Shirali G S, Cephus C E, Kuhn M A, Ogata K K, Vander Dussen L K, Chinnock R E, Mulla N F, Johnston J K, Bailey L L, Gundry S R, Razzouk A J, Larsen R L
Department of Pediatrics, Loma Linda University Children's Hospital, California, USA.
J Am Coll Cardiol. 1998 Aug;32(2):509-14. doi: 10.1016/s0735-1097(98)00235-6.
This study was undertaken to investigate the incidence of posttransplant recoarctation of the aorta, delineate the mode of presentation, identify risk factors that predict recoarctation and examine the results of intervention for posttransplant recoarctation.
Patients with aortic arch hypoplasia require extended arch reconstruction at transplant, with an inherent possibility of subsequent recoarctation of the aorta.
This was a retrospective review of all children (age <18 years) who underwent cardiac transplantation over a 10-year period. Collected data included pretransplant diagnosis, details of the transplant procedure and posttransplant data including development of recoarctation of the aorta, interventions for recoarctation and the most recent follow-up assessment of the aortic arch.

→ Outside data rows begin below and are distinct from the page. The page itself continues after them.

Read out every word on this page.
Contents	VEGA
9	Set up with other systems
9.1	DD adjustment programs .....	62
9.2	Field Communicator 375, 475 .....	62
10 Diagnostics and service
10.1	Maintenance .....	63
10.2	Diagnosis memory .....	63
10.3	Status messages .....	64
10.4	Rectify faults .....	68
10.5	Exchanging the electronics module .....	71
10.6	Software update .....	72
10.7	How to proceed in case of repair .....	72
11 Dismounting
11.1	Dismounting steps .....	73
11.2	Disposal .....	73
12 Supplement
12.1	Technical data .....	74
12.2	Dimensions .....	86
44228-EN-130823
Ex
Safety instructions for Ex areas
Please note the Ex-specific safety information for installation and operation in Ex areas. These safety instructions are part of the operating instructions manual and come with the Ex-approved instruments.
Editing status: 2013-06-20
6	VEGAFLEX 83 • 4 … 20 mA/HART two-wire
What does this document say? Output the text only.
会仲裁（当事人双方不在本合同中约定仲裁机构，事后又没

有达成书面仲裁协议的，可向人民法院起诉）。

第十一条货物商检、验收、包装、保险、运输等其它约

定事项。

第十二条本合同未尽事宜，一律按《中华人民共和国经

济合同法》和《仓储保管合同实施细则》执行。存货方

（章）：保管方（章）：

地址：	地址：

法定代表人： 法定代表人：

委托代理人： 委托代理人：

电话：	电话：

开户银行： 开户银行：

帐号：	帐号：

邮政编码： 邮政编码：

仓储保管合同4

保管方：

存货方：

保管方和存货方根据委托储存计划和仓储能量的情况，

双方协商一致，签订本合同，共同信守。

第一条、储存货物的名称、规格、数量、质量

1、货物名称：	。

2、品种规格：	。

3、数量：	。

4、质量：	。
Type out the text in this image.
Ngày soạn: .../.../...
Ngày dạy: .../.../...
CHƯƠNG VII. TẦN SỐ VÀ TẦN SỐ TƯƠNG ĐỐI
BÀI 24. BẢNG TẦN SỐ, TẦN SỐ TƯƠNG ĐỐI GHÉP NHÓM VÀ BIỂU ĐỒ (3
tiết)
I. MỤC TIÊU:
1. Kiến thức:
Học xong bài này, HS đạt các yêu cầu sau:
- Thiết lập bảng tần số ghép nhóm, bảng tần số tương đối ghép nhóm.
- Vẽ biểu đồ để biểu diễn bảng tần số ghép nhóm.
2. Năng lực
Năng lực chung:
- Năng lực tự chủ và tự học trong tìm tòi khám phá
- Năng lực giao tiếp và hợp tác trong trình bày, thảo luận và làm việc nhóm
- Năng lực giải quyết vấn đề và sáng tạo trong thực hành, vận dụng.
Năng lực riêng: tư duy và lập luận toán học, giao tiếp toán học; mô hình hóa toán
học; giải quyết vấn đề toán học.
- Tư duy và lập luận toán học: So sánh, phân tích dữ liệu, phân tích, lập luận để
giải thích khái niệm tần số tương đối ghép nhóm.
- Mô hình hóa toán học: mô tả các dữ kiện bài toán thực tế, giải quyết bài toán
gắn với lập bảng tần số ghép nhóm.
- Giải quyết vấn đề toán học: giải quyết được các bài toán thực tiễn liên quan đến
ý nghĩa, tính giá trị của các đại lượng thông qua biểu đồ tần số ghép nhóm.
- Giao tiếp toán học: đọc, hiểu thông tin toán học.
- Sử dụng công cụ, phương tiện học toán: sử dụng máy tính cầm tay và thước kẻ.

Two hundred eighty-eight transplants were performed on 279 children (follow-up = 1,075 patient-years; range 0 to 133 months, median 43.7). Thirty-two of 152 patients (21%) who underwent extended aortic arch reconstruction subsequently developed recoarctation. All but one patient developed recoarctation within 2 years after transplant; 87% were hypertensive at presentation. Of 30 patients who underwent intervention for recoarctation (balloon angioplasty [n = 26] and surgical repair of recoarctation [n = 4]), 26 (87%) have remained recurrence-free (follow-up = 133 patient-years; range 8 to 106 months, median 47).
The high frequency of recoarctation after cardiac transplantation with extended aortic arch reconstruction mandates serial echocardiographic evaluation of the aortic arch. Patients typically present with systemic hypertension within the first two years after transplantation. Balloon angioplasty is a safe, effective and durable method of treatment.
本研究旨在调查心脏移植术后主动脉再缩窄的发生率,描述其表现形式,确定预测再缩窄的危险因素,并研究心脏移植术后主动脉再缩窄的干预结果。
主动脉弓发育不全的患者在心脏移植时需要进行扩大的主动脉弓重建,术后存在主动脉再缩窄的内在可能性。
这是一项对10年间接受心脏移植的所有18岁以下儿童的回顾性研究。收集的数据包括移植前诊断、移植手术细节以及移植后数据,包括主动脉再缩窄的发生情况、再缩窄的干预措施以及主动脉弓的最新随访评估。
对279名儿童进行了288例心脏移植(随访时间 = 1075患者年;范围0至133个月,中位数43.7个月)。152例接受扩大主动脉弓重建的患者中有32例(21%)随后发生了再缩窄。除1例患者外,所有患者均在移植后2年内发生再缩窄;87%的患者在出现症状时患有高血压。在30例接受再缩窄干预的患者中(球囊血管成形术[n = 26]和再缩窄手术修复[n = 4]),26例(87%)未再复发(随访时间 = 133患者年;范围8至106个月,中位数47个月)。
心脏移植并进行扩大主动脉弓重建后再缩窄的发生率很高,因此必须对主动脉弓进行系列超声心动图评估。患者通常在移植后的头两年内出现全身性高血压。球囊血管成形术是一种安全、有效且持久的治疗方法。